The Black Pyramid was built by King Amenemhat III during the Middle Kingdom of Egypt (2055-1650 BC). It is one of the five remaining pyramids of the original eleven pyramids at Dahshur in Egypt. Originally named Amenemhet is Mighty, the pyramid earned the name "Black Pyramid" for its dark, decaying appearance as a rubble mound. The Black pyramid was the first to house both the deceased pharaoh and his queens. Jacques de Morgan, on a French mission, began the excavation on the pyramids at Dahshur in 1892. The German Archaeological Institute of Cairo completed excavation in 1983.

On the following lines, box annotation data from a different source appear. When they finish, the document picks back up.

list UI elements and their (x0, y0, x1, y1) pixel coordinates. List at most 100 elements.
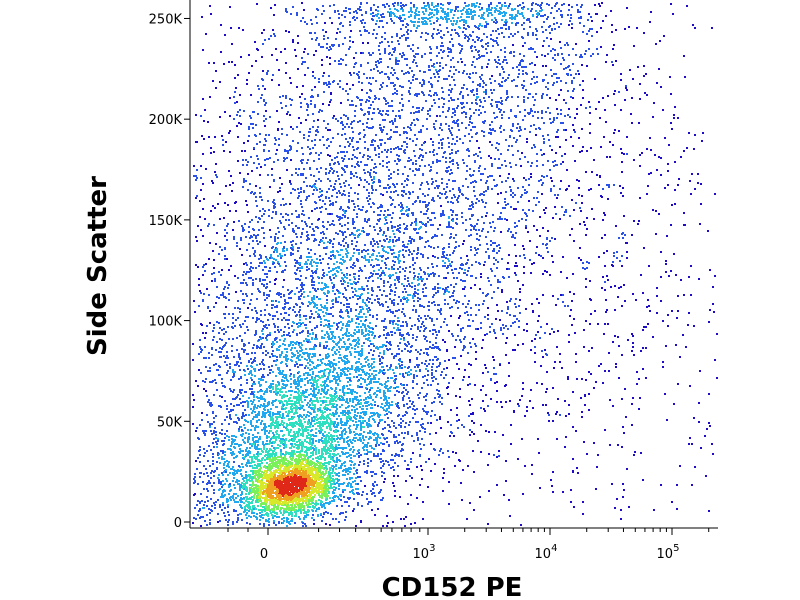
event-dot (327, 263, 329, 265)
event-dot (308, 406, 310, 408)
event-dot (278, 331, 280, 333)
event-dot (424, 201, 426, 203)
event-dot (315, 490, 317, 492)
event-dot (335, 429, 337, 431)
event-dot (330, 331, 332, 333)
event-dot (333, 359, 335, 361)
event-dot (484, 364, 486, 366)
event-dot (316, 470, 318, 472)
event-dot (301, 489, 303, 491)
event-dot (241, 429, 243, 431)
event-dot (313, 485, 315, 487)
event-dot (236, 443, 238, 445)
event-dot (239, 389, 241, 391)
event-dot (282, 413, 284, 415)
event-dot (272, 412, 274, 414)
event-dot (218, 479, 220, 481)
event-dot (308, 415, 310, 417)
event-dot (228, 461, 230, 463)
event-dot (210, 472, 212, 474)
event-dot (341, 464, 343, 466)
event-dot (341, 311, 343, 313)
event-dot (259, 464, 261, 466)
event-dot (311, 348, 313, 350)
event-dot (309, 364, 311, 366)
event-dot (232, 313, 234, 315)
event-dot (275, 364, 277, 366)
event-dot (275, 452, 277, 454)
event-dot (285, 478, 287, 480)
event-dot (307, 475, 309, 477)
event-dot (218, 374, 220, 376)
event-dot (240, 513, 242, 515)
event-dot (308, 499, 310, 501)
event-dot (345, 452, 347, 454)
event-dot (320, 384, 322, 386)
event-dot (320, 393, 322, 395)
event-dot (362, 435, 364, 437)
event-dot (249, 465, 251, 467)
event-dot (269, 413, 271, 415)
event-dot (211, 273, 213, 275)
event-dot (357, 346, 359, 348)
event-dot (360, 412, 362, 414)
event-dot (258, 496, 260, 498)
event-dot (212, 453, 214, 455)
event-dot (196, 468, 198, 470)
event-dot (283, 422, 285, 424)
event-dot (337, 374, 339, 376)
event-dot (387, 388, 389, 390)
event-dot (349, 377, 351, 379)
event-dot (263, 444, 265, 446)
event-dot (242, 454, 244, 456)
event-dot (348, 468, 350, 470)
event-dot (232, 409, 234, 411)
event-dot (368, 438, 370, 440)
event-dot (312, 404, 314, 406)
event-dot (324, 380, 326, 382)
event-dot (296, 460, 298, 462)
event-dot (208, 445, 210, 447)
event-dot (263, 482, 265, 484)
event-dot (276, 418, 278, 420)
event-dot (291, 400, 293, 402)
event-dot (375, 325, 377, 327)
event-dot (228, 514, 230, 516)
event-dot (274, 458, 276, 460)
event-dot (203, 473, 205, 475)
event-dot (233, 421, 235, 423)
event-dot (278, 484, 280, 486)
event-dot (414, 413, 416, 415)
event-dot (412, 297, 414, 299)
event-dot (407, 503, 409, 505)
event-dot (295, 421, 297, 423)
event-dot (266, 294, 268, 296)
event-dot (283, 426, 285, 428)
event-dot (319, 474, 321, 476)
event-dot (320, 417, 322, 419)
event-dot (215, 441, 217, 443)
event-dot (333, 403, 335, 405)
event-dot (308, 501, 310, 503)
event-dot (355, 418, 357, 420)
event-dot (329, 423, 331, 425)
event-dot (285, 475, 287, 477)
event-dot (302, 472, 304, 474)
event-dot (284, 497, 286, 499)
event-dot (224, 433, 226, 435)
event-dot (285, 459, 287, 461)
event-dot (232, 480, 234, 482)
event-dot (213, 432, 215, 434)
event-dot (357, 198, 359, 200)
event-dot (357, 385, 359, 387)
event-dot (300, 491, 302, 493)
event-dot (346, 328, 348, 330)
event-dot (343, 341, 345, 343)
event-dot (291, 477, 293, 479)
event-dot (331, 436, 333, 438)
event-dot (367, 458, 369, 460)
event-dot (299, 486, 301, 488)
event-dot (409, 400, 411, 402)
event-dot (418, 273, 420, 275)
event-dot (301, 401, 303, 403)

The pyramid was originally about 75 meters tall with a base 105 meters long and an incline of 57°. Typical for pyramids of the Middle Kingdom, the Black Pyramid, although encased in limestone, is made of mud brick and clay instead of stone. The ground level structures consist of the entrance opening into the courtyard and mortuary temple, surrounded by walls. There are two sets of walls; between them, there are ten shaft tombs, which are a type of burial structure formed from graves built into natural rock. The pyramidion, which is the capstone of a pyramid, was covered with inscriptions and religious symbols. Some of these were scratched off, leading researchers to conclude the pyramidion was never used or it was defaced during Akhenaten's rule.

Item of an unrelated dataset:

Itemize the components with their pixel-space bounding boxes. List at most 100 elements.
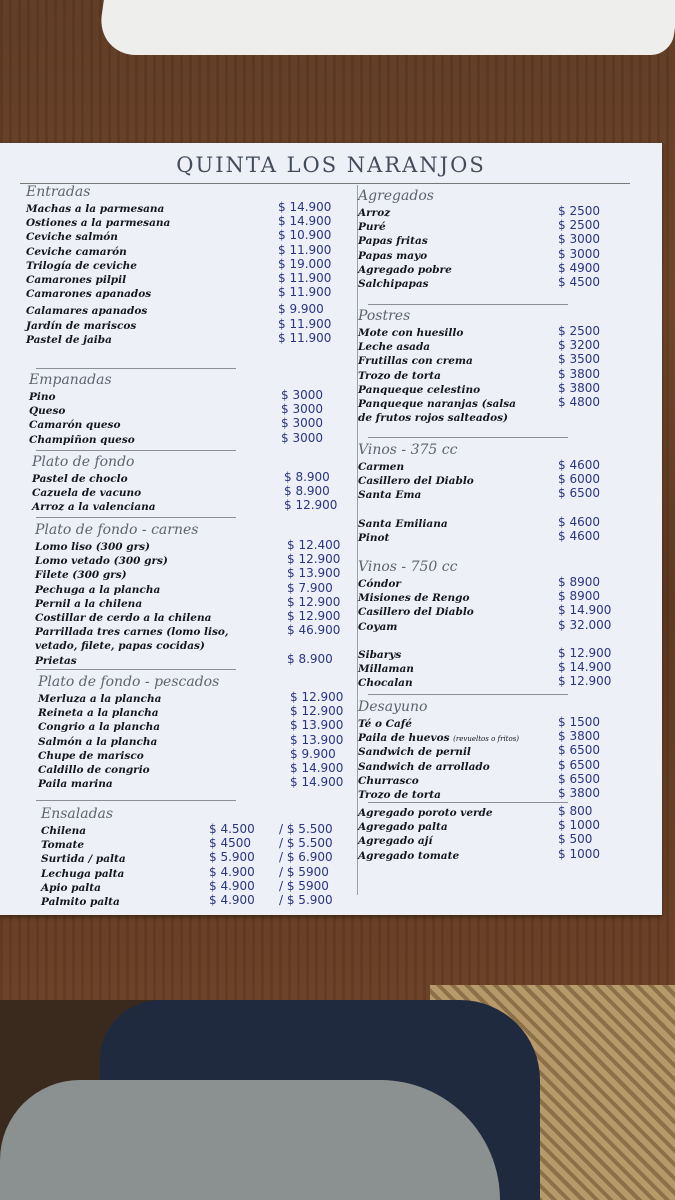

Below ground level in the subterranean structure lay a network of complicated passages. The king’s section remains mostly intact with a sarcophagus and canopic jar; however, the king was not buried here. The section for the queens was broken into and looted. There are four other burial chambers in the subterranean structure; who they belong to, however, is unknown. Two are thought to belong to King Amenemhet IV and king Sobekneferu.